Korsaren vor Korsika

Bei den Protesten gegen die Privatisierung der Schifffahrtsgesellschaft SNCM spielt die nationalistische korsische Gewerkschaft eine wichtige Rolle. von bernhard schmid

Für spektakuläre Bilder sorgten vorige Woche die Seeleute der in Marseille ansässigen Schifffahrtsgesellschaft SNCM. 40 Matrosen hatten das Schiff »Pascal Paoli« am Dienstag aus dem Marseiller Hafen in die nordkorsische Hafenstadt Bastia »entführt«. Einen Tag später stürmten Mitglieder des Sondereinsatzkommandos GIGN das Schiff. Die Angehörigen der Polizeitruppe, die dem Verteidigungsministerium untersteht, seilten sich aus Helikoptern auf das Deck ab und legen den »Piraten« Handschellen an. Die meisten von ihnen wurden inzwischen wieder entlassen.
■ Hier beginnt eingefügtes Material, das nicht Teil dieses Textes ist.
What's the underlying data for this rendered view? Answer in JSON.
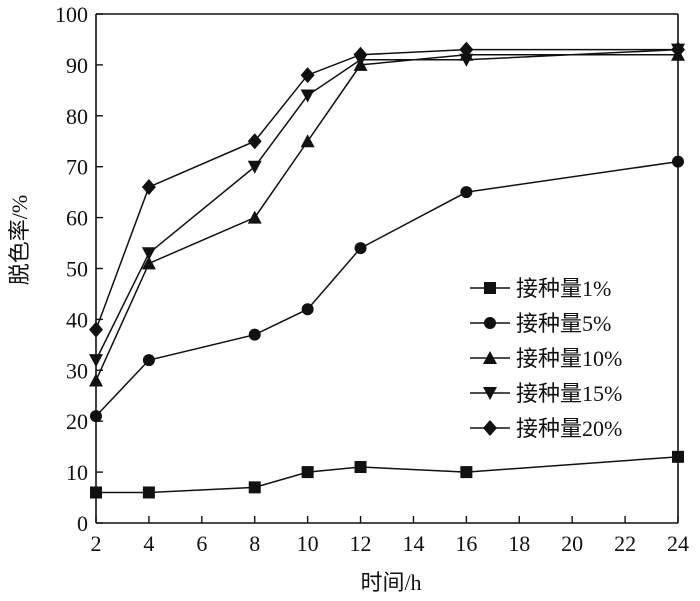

Die Bevölkerung auf Korsika empfing die Freigelassenen mit großem Jubel.

Die Hafenarbeiter und Seeleute der Schifffahrtsgesellschaft wehren sich gegen die drohende Zerschlagung der SNCM. Die Gesellschaft, die seit Jahrzehnten die Fährlinien nach Korsika und Algerien betreibt, schreibt seit der Öffnung ihres Sektors für private Konkurrenz im Jahr 1996 rote Zahlen. Mitverantwortlich dafür ist der französische Staat, dem bisher 100 Prozent der Anteile gehörten. Er verpflichtete die SNCM dazu, Schiffe nur von französischen Werften zu kaufen. Allerdings gab es keine staatlichen Zuschüsse, als durch die Bevorzugung der französischen Werften höhere Kosten entstanden. Die SNCM hat aber auch höhere Personalkosten als die Konkurrenz, da sie mehr Leute beschäftigt und kämpferische Gewerkschaften für die Einhaltung der Tarifverträge sorgen.

Der ursprüngliche Plan der Pariser Regierung sah vor, die Gesellschaft zu 100 Prozent zu privatisieren und an einen französisch-amerikanischen Investmentfonds zu verkaufen. Dieser plante freilich nicht, die SNCM zu behalten, sondern wollte sie ausschlachten und weiterverkaufen. Wegen des starken Widerstands gegen diesen Plan gab die Regierung am Donnerstag voriger Woche bekannt, sie plane nur noch eine Teilprivatisierung. Dem widersetzen sich nach wie vor die Gewerkschaften. Sie fordern eine staatliche Mehrheitsbeteiligung als Schutz vor Anlegern, die nur an steigender Rentabilität interessiert sind.

Die Auseinandersetzung um die Fährgesellschaft ist allerdings mehr als ein reiner Arbeitskampf. Es geht um das Gefühl, ständig benachteiligt zu werden, das bei einem Teil der korsischen Bevölkerung vorhanden ist. Tatsächlich wurde die Insel zwei Jahrhunderte lang vom französischen Staat vernachlässigt. Auch heutzutage wird der Mythos von der Kolonialsituation von der korsisch-nationalistischen Bewegung, die sich in den siebziger Jahren herausbildete, weiter verbreitet. Die Separatisten träumen von einem »nationalen Befreiungskampf auf Korsika gegen die Kolonialmacht Frankreich«.

Die 40 »Meuterer« gehören der nationalistischen Inselgewerkschaft Syndicat des travailleurs corses (STC, Gewerkschaft der korsischen Arbeiter) an. Dabei sind die korsischen Nationalisten freilich inkonsequent, was ihre ideologischen Prinzipien angeht, denn der aktuelle Arbeitskampf richtet sich gegen den Rückzug des französischen Staats aus der SNCM.

Im September vergangenen Jahres hatten die STC und die anderen Gewerkschaften am Marseiller Sitz der Fährgesellschaft allerdings noch gegeneinander gestreikt. Zunächst hatte die nationalistische korsische Gewerkschaft für die bevorzugte Einstellung von Einwohnern der Insel bei der SNCM gestreikt. Daraufhin riefen andere Gewerkschaften für die Rücknahme dieser »Diskriminierung« und zum Ausstand auf.

Dennoch ist viel versprechend, wie groß die Unterstützung für die Protestierenden bei SNCM inzwischen ist. In den Häfen von Marseille und Sète, aber auch im Ölhafen von Fos-sur-Mer befinden sich seit Tagen die Mitarbeiter im Ausstand. Sie protestieren gegen die Zerschlagung der Fährgesellschaft, aber auch gegen Pläne zur Privatisierung des gesamten Marseiller Hafens.